Schrader is such a cineaste. Did he give you many film references?
He has so many references, but many of them are things he has been working with for a long time, such as the films of Robert Bresson. He doesn't reference Bresson directly. Instead, he has these off-handed comments. For example, he might say, "the hands." If you've seen Paul's other movies or read his essays, you sort of get it.
Did you do much research on the design of casinos for the film?
We shot in an actual casino, which had a lot of rules about what you could and couldn’t shoot. They are so precisely designed. You can't change a lot of the colors. We focused on how to mold the environment with what we could do. For example, what colors didn’t we want to see. We did a little bit of research to start, but relied on firsthand research while we were at the casino by just observing people. Being in these places and watching these people — like how a winner reacts or the couple who stays up all night playing looks — was really helpful in figuring out these spaces.
Did you try to mimic casino design?
We did a bit. Shooting in casinos is really hard because there’s an enormous amount of red tape and oversight. There is surveillance and eye-in-the-sky cameras watching you all the time. You have to be careful about what you cover and what you don't. In designing the film, we backed into the space rather than coming at it with specific designs. In the casino, we considered what we actually had to work with and that informed how we designed the rest of the spaces.
Variety wrote, “A great poker sequence makes you feel like you’re seated at the table... and The Card Counter gives you that sensation.” How did the production design do that?
We focused on getting the details of the game right.
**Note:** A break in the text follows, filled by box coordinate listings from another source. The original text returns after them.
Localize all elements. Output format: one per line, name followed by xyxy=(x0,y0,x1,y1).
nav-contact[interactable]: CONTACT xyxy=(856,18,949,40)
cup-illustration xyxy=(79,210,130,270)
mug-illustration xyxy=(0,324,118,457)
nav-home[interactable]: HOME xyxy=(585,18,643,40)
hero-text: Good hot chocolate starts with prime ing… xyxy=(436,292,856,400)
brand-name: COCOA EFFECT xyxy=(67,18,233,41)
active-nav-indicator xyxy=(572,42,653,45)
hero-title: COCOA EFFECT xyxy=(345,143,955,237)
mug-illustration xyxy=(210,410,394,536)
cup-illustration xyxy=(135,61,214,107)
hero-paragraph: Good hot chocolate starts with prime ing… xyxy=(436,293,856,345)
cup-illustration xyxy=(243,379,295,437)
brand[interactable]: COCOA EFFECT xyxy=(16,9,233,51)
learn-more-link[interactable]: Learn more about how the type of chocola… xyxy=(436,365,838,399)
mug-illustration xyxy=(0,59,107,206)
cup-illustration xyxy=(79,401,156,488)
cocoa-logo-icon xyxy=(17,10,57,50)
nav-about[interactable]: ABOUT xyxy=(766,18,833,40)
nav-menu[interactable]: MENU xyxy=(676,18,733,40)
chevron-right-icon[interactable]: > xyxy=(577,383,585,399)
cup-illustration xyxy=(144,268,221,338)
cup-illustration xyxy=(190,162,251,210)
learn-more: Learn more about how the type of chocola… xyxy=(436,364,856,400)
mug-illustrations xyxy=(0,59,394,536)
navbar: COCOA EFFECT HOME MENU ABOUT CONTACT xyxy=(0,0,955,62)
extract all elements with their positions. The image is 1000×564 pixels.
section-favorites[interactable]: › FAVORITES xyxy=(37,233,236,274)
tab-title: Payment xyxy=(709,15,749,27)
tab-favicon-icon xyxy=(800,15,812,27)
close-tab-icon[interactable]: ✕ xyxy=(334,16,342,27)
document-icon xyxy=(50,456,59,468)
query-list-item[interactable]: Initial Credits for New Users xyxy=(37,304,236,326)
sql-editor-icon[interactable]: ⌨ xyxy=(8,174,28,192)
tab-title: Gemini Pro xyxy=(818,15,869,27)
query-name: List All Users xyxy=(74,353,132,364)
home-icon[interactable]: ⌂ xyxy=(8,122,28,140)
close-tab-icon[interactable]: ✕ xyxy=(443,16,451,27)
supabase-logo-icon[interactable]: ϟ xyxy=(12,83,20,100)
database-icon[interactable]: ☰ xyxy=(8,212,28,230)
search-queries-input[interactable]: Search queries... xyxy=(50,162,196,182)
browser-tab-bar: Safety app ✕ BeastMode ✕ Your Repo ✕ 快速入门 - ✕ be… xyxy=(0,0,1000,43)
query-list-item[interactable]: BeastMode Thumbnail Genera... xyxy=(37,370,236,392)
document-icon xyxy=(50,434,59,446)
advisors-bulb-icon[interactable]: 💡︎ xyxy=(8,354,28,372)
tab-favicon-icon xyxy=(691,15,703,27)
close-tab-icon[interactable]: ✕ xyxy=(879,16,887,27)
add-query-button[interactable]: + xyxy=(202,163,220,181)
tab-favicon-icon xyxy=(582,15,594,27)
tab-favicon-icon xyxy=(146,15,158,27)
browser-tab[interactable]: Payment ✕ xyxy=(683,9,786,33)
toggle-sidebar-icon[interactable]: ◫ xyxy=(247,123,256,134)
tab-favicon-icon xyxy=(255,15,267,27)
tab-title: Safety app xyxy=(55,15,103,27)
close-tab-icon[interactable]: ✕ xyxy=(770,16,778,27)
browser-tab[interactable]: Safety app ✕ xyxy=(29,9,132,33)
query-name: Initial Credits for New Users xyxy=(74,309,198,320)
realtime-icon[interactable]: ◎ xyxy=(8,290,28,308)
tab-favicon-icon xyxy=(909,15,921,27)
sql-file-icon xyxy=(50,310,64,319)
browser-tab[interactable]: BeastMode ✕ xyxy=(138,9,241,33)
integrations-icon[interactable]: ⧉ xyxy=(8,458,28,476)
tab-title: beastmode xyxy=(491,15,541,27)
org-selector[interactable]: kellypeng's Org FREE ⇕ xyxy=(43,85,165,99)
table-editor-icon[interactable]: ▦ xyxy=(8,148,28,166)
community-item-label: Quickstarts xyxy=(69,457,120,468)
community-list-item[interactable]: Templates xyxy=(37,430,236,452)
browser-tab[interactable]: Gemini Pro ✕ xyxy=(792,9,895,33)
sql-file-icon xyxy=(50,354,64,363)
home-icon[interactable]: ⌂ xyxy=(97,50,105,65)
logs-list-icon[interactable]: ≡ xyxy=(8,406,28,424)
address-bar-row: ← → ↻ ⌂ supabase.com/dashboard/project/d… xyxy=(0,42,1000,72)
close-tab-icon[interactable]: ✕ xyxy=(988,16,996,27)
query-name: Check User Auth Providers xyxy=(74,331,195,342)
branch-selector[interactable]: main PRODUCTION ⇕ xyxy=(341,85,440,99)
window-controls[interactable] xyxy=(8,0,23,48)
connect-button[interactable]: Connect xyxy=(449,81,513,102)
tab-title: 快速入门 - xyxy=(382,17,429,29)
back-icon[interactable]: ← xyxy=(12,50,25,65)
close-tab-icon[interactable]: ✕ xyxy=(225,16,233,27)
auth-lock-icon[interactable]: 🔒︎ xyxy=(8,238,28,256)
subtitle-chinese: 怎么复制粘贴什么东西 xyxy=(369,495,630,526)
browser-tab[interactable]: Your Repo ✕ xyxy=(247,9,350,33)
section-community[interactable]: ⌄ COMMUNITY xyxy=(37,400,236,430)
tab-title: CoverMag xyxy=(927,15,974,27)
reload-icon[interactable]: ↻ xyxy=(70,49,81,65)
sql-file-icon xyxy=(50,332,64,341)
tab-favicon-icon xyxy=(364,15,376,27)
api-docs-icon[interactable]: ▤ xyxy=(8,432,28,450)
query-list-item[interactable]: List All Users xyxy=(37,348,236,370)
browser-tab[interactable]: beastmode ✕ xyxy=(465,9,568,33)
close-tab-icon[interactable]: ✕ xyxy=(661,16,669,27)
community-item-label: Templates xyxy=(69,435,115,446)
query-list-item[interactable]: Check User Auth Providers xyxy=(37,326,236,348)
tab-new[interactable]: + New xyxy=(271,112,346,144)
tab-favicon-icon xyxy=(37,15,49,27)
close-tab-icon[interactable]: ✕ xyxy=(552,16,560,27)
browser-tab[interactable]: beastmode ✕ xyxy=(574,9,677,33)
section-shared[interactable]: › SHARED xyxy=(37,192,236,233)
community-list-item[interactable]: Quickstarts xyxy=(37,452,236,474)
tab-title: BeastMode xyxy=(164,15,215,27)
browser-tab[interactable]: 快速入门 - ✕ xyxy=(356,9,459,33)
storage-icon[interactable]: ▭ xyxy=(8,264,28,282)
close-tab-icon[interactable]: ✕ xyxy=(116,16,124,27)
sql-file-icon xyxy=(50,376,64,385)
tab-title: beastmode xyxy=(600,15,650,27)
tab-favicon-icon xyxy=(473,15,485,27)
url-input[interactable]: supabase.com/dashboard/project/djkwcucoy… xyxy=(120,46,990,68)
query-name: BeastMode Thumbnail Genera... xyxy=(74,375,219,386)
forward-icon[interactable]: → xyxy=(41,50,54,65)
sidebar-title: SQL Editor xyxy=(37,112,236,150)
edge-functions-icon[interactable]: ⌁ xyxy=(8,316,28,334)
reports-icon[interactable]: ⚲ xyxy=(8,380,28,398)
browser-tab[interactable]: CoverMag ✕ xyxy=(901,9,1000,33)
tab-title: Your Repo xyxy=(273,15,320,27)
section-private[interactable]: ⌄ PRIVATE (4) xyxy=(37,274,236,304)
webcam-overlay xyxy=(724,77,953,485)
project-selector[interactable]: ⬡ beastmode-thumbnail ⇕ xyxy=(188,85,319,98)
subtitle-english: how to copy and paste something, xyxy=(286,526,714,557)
We had our poker chips made for the kind of games being played today. We used as many real things as we could. Even the weight of the chips was considered. We personalized cards and we made sure the cards were the right weight. There was a lot of sitting on the floor watching people in the casino to get the details just right. For the drifting gambling feeling, the rest of the casino was a stripped-down version, which gives the viewer a sensation of being fixated on gambling.
Isaac’s character seems to want to control everything, including the design of his hotel room.
He has a lot going on internally in his life. When there's too much going on inside, we tend to try to control the things which are happening outside of us externally. How can he control the environment around him in a way that makes him comfortable again.
Shooting windowless spaces can be difficult. How did you work with cinematographer Alexander Dynan to define the look of the casinos?
We talked early on about how we wanted to approach a lot of these rooms, about creating the right palate, and how the texture of the fabrics would give off the right amount of glow. We got as picky as we could with the casino machines. It was a lot of talking with the casino ahead of time to make sure that we could black out certain areas. There was a lot of playing with dark spaces and really allowing the games that had a lot of life shine in those moments. That really helped to focus the palate without getting too heavy-handed.
What was the approach with the dream sequences?
We tried to make our space as realistic as possible and then let the camera do a lot of two experimental things to create the sensation of being in a dream. Instead of going for wacky designs, we grounded the space in a sort of reality and let the camera reflect the subjectivity of the characters.
How was it working with Paul Schrader?
A lot of people don't really realize how funny he is. He would let me know when things weren't working and when they were working, but it was usually contained in or accompanied by some sort of wisecrack. Being able to laugh with someone is something you can't take for granted. There are a lot of things that can happen while making a film that can be very stressful, and he just made me feel like we were in a safe and creative space.